Guest Post by Ayesha Kidwai

[ The prurient fantasies contained in the ‘JNU Dossier’, produced by some right wing faculty members of JNU in or around October 2015, have been ‘outed’ by an excellent report by Ajoy Ashirwad Mahaprashasta in Wire.org. This comes exactly at the time when the JNU administration has shown its fangs by delivering a low blow by way of the measures outlined in the report of the ‘High Level Enquiry Committee’ appointed by the Vice Chancellor. An impartial examination of the HLEC document and the ‘Dossier’ in will reveal some startlingly resonant patterns. Clearly, the ‘Dossier’, which had been dismissed by the former Vice-Chanceller, Prof. Sopory, has been reincarnated at the express orders of the Nagpuri masters of the present dispensation. We are sharing below an excellent response to the ‘Dossier’ by Ayesha Kidwai, one of the professors – ‘named’ in the dossier. This is taken from Ayesha Kidwai’s status update on her Facebook Page.

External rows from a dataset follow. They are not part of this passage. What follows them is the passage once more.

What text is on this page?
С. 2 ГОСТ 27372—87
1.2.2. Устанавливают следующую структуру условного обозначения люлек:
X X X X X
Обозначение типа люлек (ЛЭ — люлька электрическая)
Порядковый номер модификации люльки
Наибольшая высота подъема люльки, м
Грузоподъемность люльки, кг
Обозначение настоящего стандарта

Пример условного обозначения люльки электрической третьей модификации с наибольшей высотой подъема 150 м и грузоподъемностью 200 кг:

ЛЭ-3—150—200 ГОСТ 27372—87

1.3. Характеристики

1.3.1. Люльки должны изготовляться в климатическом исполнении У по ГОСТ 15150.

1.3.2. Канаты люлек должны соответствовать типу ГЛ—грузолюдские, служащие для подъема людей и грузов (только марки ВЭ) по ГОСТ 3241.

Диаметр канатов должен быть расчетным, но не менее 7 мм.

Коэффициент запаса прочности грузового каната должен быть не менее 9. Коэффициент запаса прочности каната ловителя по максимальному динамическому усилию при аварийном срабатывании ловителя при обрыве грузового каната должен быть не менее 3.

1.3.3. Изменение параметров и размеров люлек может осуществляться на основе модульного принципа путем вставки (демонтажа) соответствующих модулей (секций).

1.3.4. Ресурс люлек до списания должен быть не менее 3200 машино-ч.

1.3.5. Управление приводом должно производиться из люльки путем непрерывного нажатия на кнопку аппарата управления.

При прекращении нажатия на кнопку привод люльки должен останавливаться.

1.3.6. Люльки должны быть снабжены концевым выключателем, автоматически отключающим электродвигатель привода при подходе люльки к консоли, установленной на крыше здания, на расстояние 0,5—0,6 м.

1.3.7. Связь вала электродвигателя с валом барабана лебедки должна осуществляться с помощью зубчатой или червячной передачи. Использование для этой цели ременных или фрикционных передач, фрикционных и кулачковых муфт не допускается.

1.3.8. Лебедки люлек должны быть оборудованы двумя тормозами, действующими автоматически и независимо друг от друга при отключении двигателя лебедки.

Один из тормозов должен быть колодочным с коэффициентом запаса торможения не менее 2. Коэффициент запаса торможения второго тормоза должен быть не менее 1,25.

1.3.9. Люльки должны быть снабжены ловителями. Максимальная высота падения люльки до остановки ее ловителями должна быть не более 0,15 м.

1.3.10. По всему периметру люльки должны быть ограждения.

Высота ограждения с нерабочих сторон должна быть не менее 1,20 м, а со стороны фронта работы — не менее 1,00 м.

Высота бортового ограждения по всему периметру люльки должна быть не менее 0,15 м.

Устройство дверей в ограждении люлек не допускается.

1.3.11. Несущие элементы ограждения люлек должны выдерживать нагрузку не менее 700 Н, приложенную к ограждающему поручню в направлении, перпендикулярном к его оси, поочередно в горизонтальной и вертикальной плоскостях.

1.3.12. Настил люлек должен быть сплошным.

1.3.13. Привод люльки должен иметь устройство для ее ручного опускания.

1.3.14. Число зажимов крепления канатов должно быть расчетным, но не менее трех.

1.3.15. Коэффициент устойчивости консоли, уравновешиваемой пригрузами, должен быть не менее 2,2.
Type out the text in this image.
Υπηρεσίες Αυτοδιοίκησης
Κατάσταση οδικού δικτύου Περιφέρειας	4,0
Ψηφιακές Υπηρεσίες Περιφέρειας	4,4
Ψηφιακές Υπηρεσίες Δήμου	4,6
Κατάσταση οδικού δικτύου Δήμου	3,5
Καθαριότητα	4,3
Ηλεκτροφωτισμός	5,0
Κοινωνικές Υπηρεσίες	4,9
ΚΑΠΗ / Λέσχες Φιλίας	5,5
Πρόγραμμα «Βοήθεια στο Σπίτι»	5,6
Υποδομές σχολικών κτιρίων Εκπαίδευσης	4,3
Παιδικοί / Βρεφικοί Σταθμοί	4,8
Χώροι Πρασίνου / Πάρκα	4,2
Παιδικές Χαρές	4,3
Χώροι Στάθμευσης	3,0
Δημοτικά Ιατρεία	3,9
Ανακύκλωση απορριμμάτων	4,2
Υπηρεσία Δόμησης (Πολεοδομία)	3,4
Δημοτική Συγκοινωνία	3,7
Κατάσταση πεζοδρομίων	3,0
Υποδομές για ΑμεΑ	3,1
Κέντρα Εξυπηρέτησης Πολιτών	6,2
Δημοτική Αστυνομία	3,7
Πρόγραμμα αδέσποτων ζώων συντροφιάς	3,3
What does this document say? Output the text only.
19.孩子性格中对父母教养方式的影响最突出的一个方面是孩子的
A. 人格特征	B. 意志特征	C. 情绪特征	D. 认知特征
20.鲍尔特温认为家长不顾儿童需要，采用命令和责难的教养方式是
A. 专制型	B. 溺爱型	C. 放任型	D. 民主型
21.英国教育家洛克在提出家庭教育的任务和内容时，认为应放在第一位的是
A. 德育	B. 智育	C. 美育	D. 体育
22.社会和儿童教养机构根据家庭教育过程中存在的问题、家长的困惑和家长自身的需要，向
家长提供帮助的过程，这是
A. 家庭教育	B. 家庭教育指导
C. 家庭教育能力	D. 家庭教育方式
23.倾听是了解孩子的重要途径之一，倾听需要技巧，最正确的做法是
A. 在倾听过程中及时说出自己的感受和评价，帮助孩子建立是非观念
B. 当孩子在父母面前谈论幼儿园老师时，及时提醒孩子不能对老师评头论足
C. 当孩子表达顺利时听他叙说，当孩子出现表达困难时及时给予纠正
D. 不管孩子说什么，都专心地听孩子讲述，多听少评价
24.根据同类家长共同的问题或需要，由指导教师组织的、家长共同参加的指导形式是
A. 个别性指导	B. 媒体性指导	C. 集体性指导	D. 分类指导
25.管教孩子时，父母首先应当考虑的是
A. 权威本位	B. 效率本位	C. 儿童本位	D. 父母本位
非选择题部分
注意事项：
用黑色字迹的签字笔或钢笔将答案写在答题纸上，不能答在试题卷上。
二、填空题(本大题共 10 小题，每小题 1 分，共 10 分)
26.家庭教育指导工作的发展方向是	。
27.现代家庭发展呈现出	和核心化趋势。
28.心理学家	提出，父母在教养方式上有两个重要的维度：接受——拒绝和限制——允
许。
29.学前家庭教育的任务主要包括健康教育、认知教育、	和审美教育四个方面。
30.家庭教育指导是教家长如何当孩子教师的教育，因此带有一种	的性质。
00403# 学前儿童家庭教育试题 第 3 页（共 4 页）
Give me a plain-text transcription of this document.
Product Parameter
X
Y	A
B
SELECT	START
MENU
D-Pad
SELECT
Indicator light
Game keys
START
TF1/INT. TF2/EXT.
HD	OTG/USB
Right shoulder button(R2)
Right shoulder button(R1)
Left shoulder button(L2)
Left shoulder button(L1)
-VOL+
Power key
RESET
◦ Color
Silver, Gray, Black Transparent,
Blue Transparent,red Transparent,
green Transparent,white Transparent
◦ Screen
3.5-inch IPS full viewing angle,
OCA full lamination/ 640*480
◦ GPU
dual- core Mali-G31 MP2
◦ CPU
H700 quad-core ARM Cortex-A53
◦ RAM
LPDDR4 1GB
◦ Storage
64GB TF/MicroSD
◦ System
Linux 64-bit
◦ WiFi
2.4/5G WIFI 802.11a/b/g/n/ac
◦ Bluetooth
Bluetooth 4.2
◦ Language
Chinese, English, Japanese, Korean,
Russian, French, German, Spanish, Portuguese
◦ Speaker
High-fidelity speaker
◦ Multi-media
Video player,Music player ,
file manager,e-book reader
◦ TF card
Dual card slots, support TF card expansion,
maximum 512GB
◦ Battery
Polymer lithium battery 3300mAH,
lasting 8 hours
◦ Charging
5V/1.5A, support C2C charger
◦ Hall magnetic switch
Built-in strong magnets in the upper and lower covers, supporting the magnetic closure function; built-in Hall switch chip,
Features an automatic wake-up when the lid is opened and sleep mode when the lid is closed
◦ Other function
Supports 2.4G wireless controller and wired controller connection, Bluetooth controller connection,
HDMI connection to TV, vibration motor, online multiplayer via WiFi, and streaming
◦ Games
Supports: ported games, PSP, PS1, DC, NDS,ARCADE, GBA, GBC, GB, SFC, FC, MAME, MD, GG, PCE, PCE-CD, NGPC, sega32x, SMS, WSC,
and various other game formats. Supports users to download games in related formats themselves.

For another take down of the ‘Dossier’ – see also – “Sex and sedition: What the JNU dossier tells us about the right-wing imagination” – in Scroll.in by Kavita Krishnan. Meanwhile, JNU Students have commenced on a ‘fast unto death’ in protest against the university administration’s senseless measures. Kafila]

Sanghi smut is in season again! For the authors of the Dirty Dossier, JNU nights are forever scented with musk, with couples draped on every bush, suitably fortified by free alcohol, thoughts of secession, and cash payments supplied by the Awesome Foursome. At its peak, the party can practically involve the whole university, because as per Shri Gyan Dev Ahuja’s estimates, the number of students frolicking this will be 7000 (3000 condom users X 2, plus 500 injectable walas X 2). (Assuming of course that the few hundred left over have gone to fieldwork, have exams, or are abstemious and/or abstinent in nature.)

Laugh as we may (and must) at these feverish imaginings, it’s also important to understand that the very notion of a free university challenges not only misogyny, but also the social apartheid produced by caste and exclusionary religion.